I am still trying to wrap my head around the experience of Sqam, but I know you are waiting for a report, so what follows is my best try, using some excerpts from writing I did duringĀ  the week and this morning, reflecting on what I’m taking away from it. I’ve never been the most touchy-feely girl (well, save for some time when I was deeply entrenched in the Theatrical arts… ) and I hope you can forgive and accept some flowery prose to follow…

I didn’t come home with any great masterpieces, or even all that much art at all, which is the opposite of what I was expecting. Instead, I have come home with a rejuvenated spirit, a revved up creative mind and a sense of balance that has been lacking in my life for some time.

It was a joyful time, filled with smiles, laughing, shared joys and connection, as well as a bumpy, emotional and introspective ride that was at times hard to handle. I’m still processing all that I experienced, imagined and dreamed while at Squam, so I am not sure how to quantify “how it was,” except to say that it was wonderful and amazing and I wouldn’t trade it for anything.

Days were full of natural beauty, delicious food, engrossing conversation, new friends, a little bit of tripping over stones in the path (yes, literally and metaphorically), and lots of quiet time alone with myself and my creativity, without the usual distractions and demands of everyday life.

I accidentally left my cellphone in Portsmouth, NH where we stopped on our way to SAW (at the wonderful restaurant The Friendly Toast, but that’s for another post altogether), so I wasn’t connected in that sense to the outside world, and I chose to leave my computer turned off for all but one 10 minute stretch where I found a message thread from some of my dearest friends, which served to remind me of my connections out in the “real world,” and how lucky I am to have myself an amazing “tribe” of wonderful women around me.

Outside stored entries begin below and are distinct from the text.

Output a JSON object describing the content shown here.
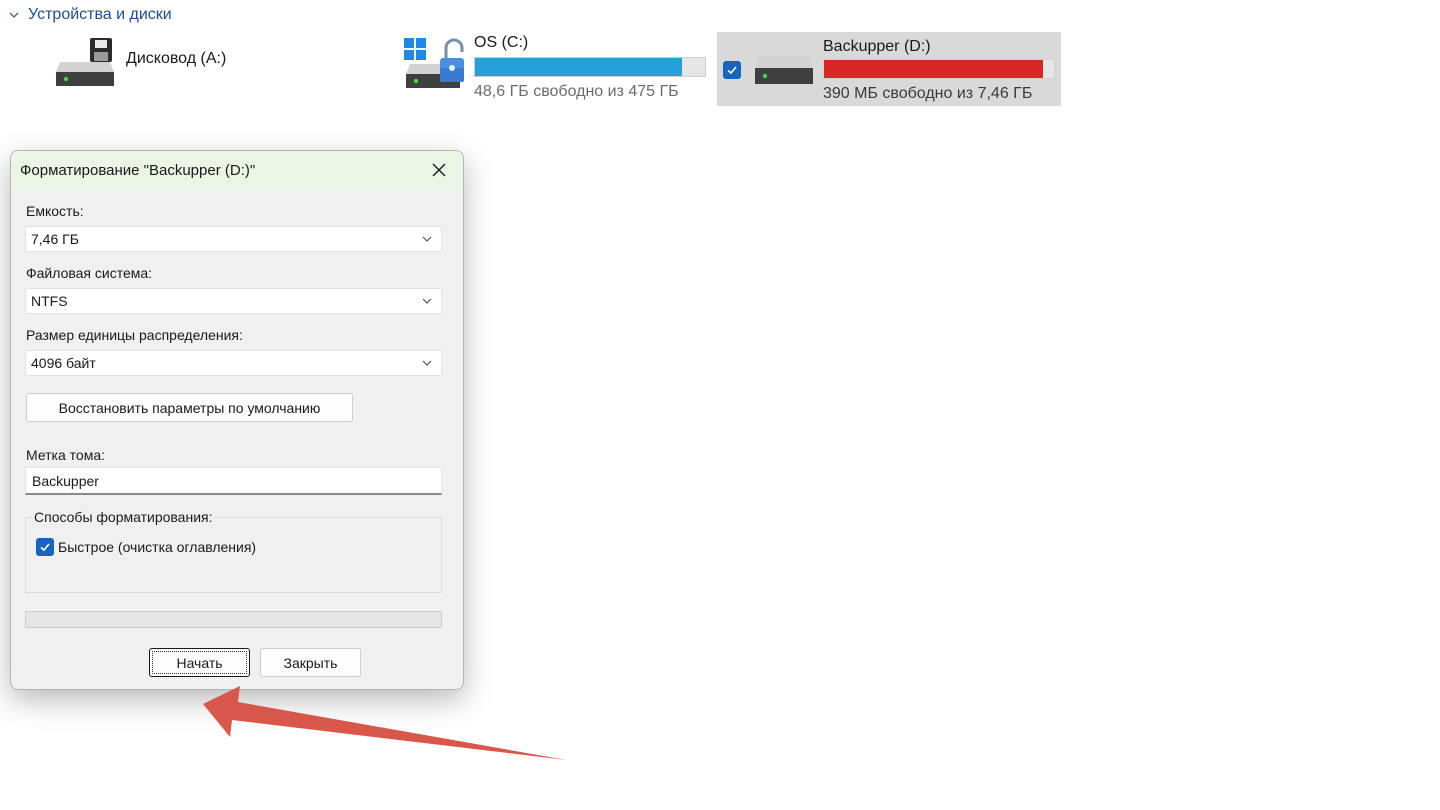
{
  "explorer": {
    "section_title": "Устройства и диски",
    "drives": [
      {
        "name": "Дисковод (A:)"
      },
      {
        "name": "OS (C:)",
        "free_text": "48,6 ГБ свободно из 475 ГБ",
        "used_fraction": 0.9,
        "bar_color": "#26a0da"
      },
      {
        "name": "Backupper (D:)",
        "free_text": "390 МБ свободно из 7,46 ГБ",
        "used_fraction": 0.95,
        "bar_color": "#da2626",
        "selected": true
      }
    ]
  },
  "dialog": {
    "title": "Форматирование \"Backupper (D:)\"",
    "capacity_label": "Емкость:",
    "capacity_value": "7,46 ГБ",
    "fs_label": "Файловая система:",
    "fs_value": "NTFS",
    "alloc_label": "Размер единицы распределения:",
    "alloc_value": "4096 байт",
    "restore_label": "Восстановить параметры по умолчанию",
    "volume_label_title": "Метка тома:",
    "volume_label_value": "Backupper",
    "format_options_title": "Способы форматирования:",
    "quick_format_label": "Быстрое (очистка оглавления)",
    "quick_format_checked": true,
    "progress_fraction": 0,
    "start_label": "Начать",
    "close_label": "Закрыть"
  },
  "colors": {
    "accent": "#1565c0",
    "arrow": "#d8574b"
  }
}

Even if we are all a little far flung for the time being, these woman have shared so much and so many profound and joyful experiences with me… all the women in (and some now sadly out of) my life have watched and helped me grow up, go to college far far from home, move across the country two more times, buy a house, meet the man of my dreams and get married, and finally find myself crafting a future for myself that involves creative expression and maybe a few farm animals here in my small Shire city. Many of these woman have stood by me and laughed and cried with me along the way, taking me into their worlds when I need to, and returning to me here when they feel the pull of our hills and trees. Many live life here in the woods along with me, sharing the rural life and all it has to offer, striving to keep a community connection in a place where you could go weeks without seeing another person if you wanted to.

They have travelled with me, taking spontaneous roadtrips and well-planned vacations, to places like London, Big Sur, the Arizona desert, Vancouver and Victoria BC, Block Island, Florida, Squam Lake, Newport and the ever-wonderful Hillsdale, NY, getting soaked and muddy and loving every minutes of it and the joy of listening to our favorite artists play their music on a hillside.

Thank you, ladies, girls, women, for being my tribe, for sharing your journey with me, and for encouraging my creative path as far as it has taken me (and also for accepting with joy, gratitued and even maybe pretending to like all the handmande gifts that have come your way…). You are my soul sisters, you are my life. I wouldn’t be who I am without you.